ORFINI, MECCANISMI QUASI EVERSIVI, FALSIFICATE LE PROVE
Sospensione delle deleghe a Luca Lotti, e revoca dell’incarico all’ad di Consip Luigi Marroni da parte del ministero dell’Economia. E’ quanto chiede la mozione che Mdp ha presentato sul caso Consip. Anche M5s chiede le dimissioni del ministro dello sport, mentre il Pd riformula la sua mozione, e la presenta insieme ad Ap. Matteo Orfini parla di vicenda con “meccanismi quasi eversivi e prove falsificate”.
“Di sicuro, non sarà una seduta tranquilla”. Al gruppo del Pd al Senato non ci si aspetta un granchè dalle decisioni di Pietro Grasso sulle mozioni sul caso Consip in calendario domani. In passato, si ricorda tra i dem di palazzo Madama, le scelte del presidente del Senato “non sono mai state pro Pd”. Tra l’altro, e questo non viene detto apertamente, se il presidente del Senato, che in questi casi ha tutto il potere del caso, decidesse di togliere di mezzo una o anche parte di una delle mozioni in calendario domani, il fronte delle polemiche potrebbe alimentarsi anche di più. Non a caso in serata la mozione Pd è stata modificata e, sottoscritta con Ap e Autonomie per serrare la maggioranza, sottolinea che il Cda ormai è decaduto e impegna il governo a “a procedere in tempi celeri e solleciti al rinnovo dei vertici della Consip”. La posizione dem per tutta la giornata resta quella del capogruppo Luigi Zanda: “Mi sembra che il caso sia risolto, le mozioni chiedevano la sostituzione dei vertici e il Consiglio è decaduto”. Un pò più esplicito il senatore Andrea Marcucci che, parlando di mozioni ormai “superate” e rivolgendosi al M5s, ha spiegato: “Una mozione di sfiducia contro il ministro Lotti si è già votata e l’aula l’ha sonoramente bocciata. E da allora non sono emersi fatti nuovi”. Ma il fatto nuovo è l”affondo’ di Mdp, che ha allungato l’elenco delle mozioni presentate a palazzo Madama con un testo (prima forma Gotor) che chiede a Gentiloni di “valutare” la sospensioni delle deleghe di Lotti e al ministro Padoan la “revoca dell’incarico” all’Ad Marroni. Non certo una sfiducia nei confronti del ministro dello Sport, ma comunque una posizione forte.
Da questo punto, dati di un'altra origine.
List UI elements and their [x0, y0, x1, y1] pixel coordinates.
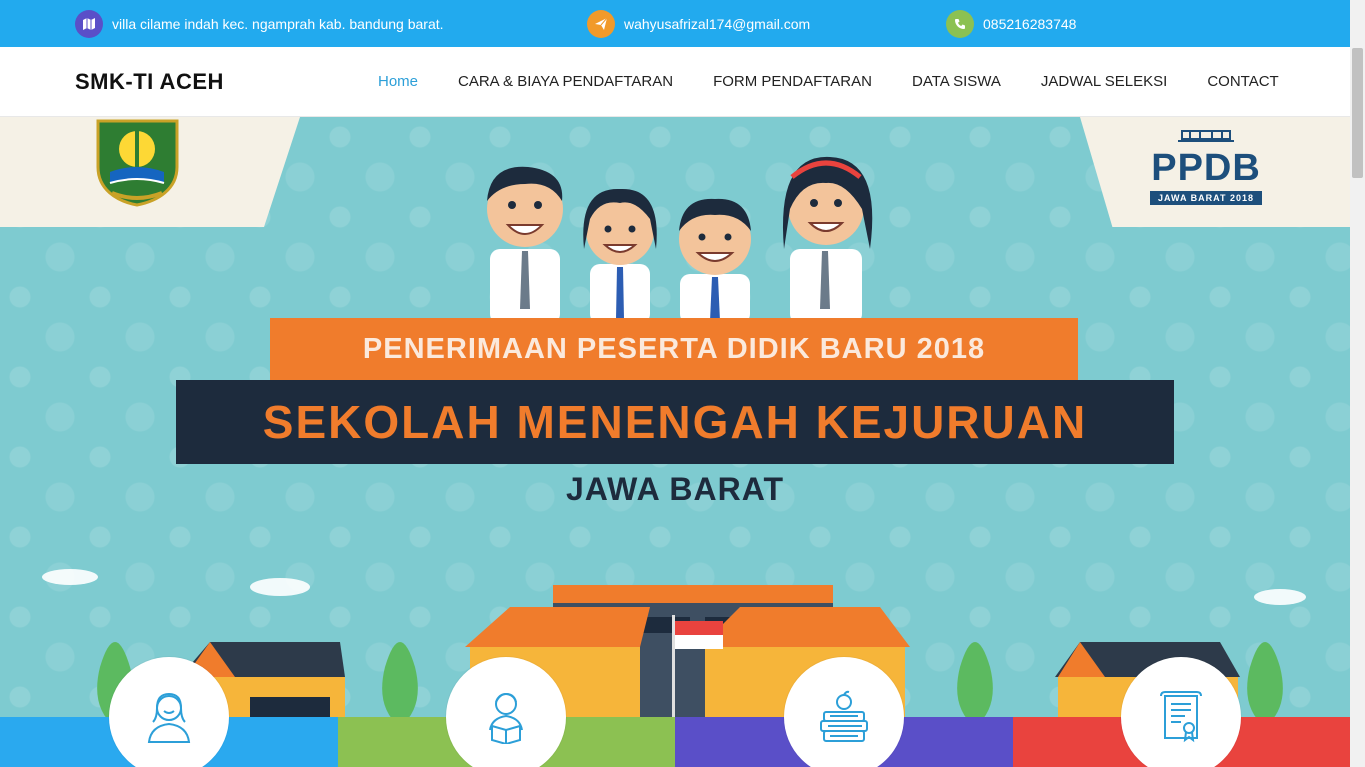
ppdb-logo-text: PPDB [1151, 147, 1261, 189]
ppdb-logo: PPDB JAWA BARAT 2018 [1150, 127, 1263, 206]
main-navbar: SMK-TI ACEH Home CARA & BIAYA PENDAFTARA… [0, 47, 1350, 117]
nav-home[interactable]: Home [378, 73, 418, 90]
west-java-seal-icon [96, 119, 179, 207]
phone-icon [946, 10, 974, 38]
map-icon [75, 10, 103, 38]
page-scrollbar[interactable] [1350, 0, 1365, 767]
address-info: villa cilame indah kec. ngamprah kab. ba… [75, 10, 444, 38]
hero-line-jawa-barat: JAWA BARAT [566, 471, 784, 507]
nav-form-pendaftaran[interactable]: FORM PENDAFTARAN [713, 73, 872, 90]
email-info[interactable]: wahyusafrizal174@gmail.com [587, 10, 810, 38]
nav-cara-biaya[interactable]: CARA & BIAYA PENDAFTARAN [458, 73, 673, 90]
hero-line-smk: SEKOLAH MENENGAH KEJURUAN [176, 380, 1174, 464]
students-illustration [487, 156, 873, 324]
phone-info[interactable]: 085216283748 [946, 10, 1076, 38]
student-reading-icon [489, 692, 523, 744]
ppdb-logo-subtitle: JAWA BARAT 2018 [1150, 191, 1263, 205]
phone-text[interactable]: 085216283748 [983, 16, 1076, 32]
address-text: villa cilame indah kec. ngamprah kab. ba… [112, 16, 444, 32]
feature-circle-4[interactable] [1121, 657, 1241, 767]
top-info-bar: villa cilame indah kec. ngamprah kab. ba… [0, 0, 1350, 47]
nav-data-siswa[interactable]: DATA SISWA [912, 73, 1001, 90]
site-brand[interactable]: SMK-TI ACEH [75, 69, 224, 95]
send-icon [587, 10, 615, 38]
email-text[interactable]: wahyusafrizal174@gmail.com [624, 16, 810, 32]
student-girl-icon [147, 692, 191, 743]
nav-contact[interactable]: CONTACT [1207, 73, 1278, 90]
hero-line-penerimaan: PENERIMAAN PESERTA DIDIK BARU 2018 [270, 318, 1078, 380]
certificate-icon [1160, 691, 1202, 743]
main-menu: Home CARA & BIAYA PENDAFTARAN FORM PENDA… [378, 73, 1279, 90]
feature-circle-3[interactable] [784, 657, 904, 767]
feature-circle-2[interactable] [446, 657, 566, 767]
scrollbar-thumb[interactable] [1352, 48, 1363, 178]
feature-circle-1[interactable] [109, 657, 229, 767]
nav-jadwal-seleksi[interactable]: JADWAL SELEKSI [1041, 73, 1167, 90]
building-icon [1178, 130, 1235, 142]
books-apple-icon [820, 690, 868, 742]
Per questo, al Senato i dem oggi tracciavano schemi con le possibili combinazioni dei voti. Gli ex Pd, però, non voteranno le mozioni degli altri gruppi (Idea, Sinistra italiana). Qualche grattacapo potrebbe però arrivare se gli altri gruppi di opposizione votassero la mozioneMdp, l’unica che fa esplicito riferimento alla posizione di Lotti. Ma proprio dalle parti del ministro dello Sport, oggi, non traspariva preoccupazione per la seduta di domani del Senato. Lotti in giornata è anche stato a palazzo Chigi, non per vedere il premier Gentiloni ma Maria Elena Boschi su alcune questioni di lavoro del governo. Non ci sarebbero, insomma, ansie di sorta. Un pò perchè non si tratta certo di un voto di sfiducia (comunque già respinto dal Parlamento). Un pò perchè sull’intera vicenda Consip (lo ripete da tempo lo steso Matteo Renzi) il quadro cambierà quando la verità verrà a galla. Domani, intanto, il Senato discuterà dei vertici Consip e, come ha detto Matteo Orfini, “siamo in una situazione abbastanza delicata com’è evidente, in cui un ricambio e’ auspicabile”.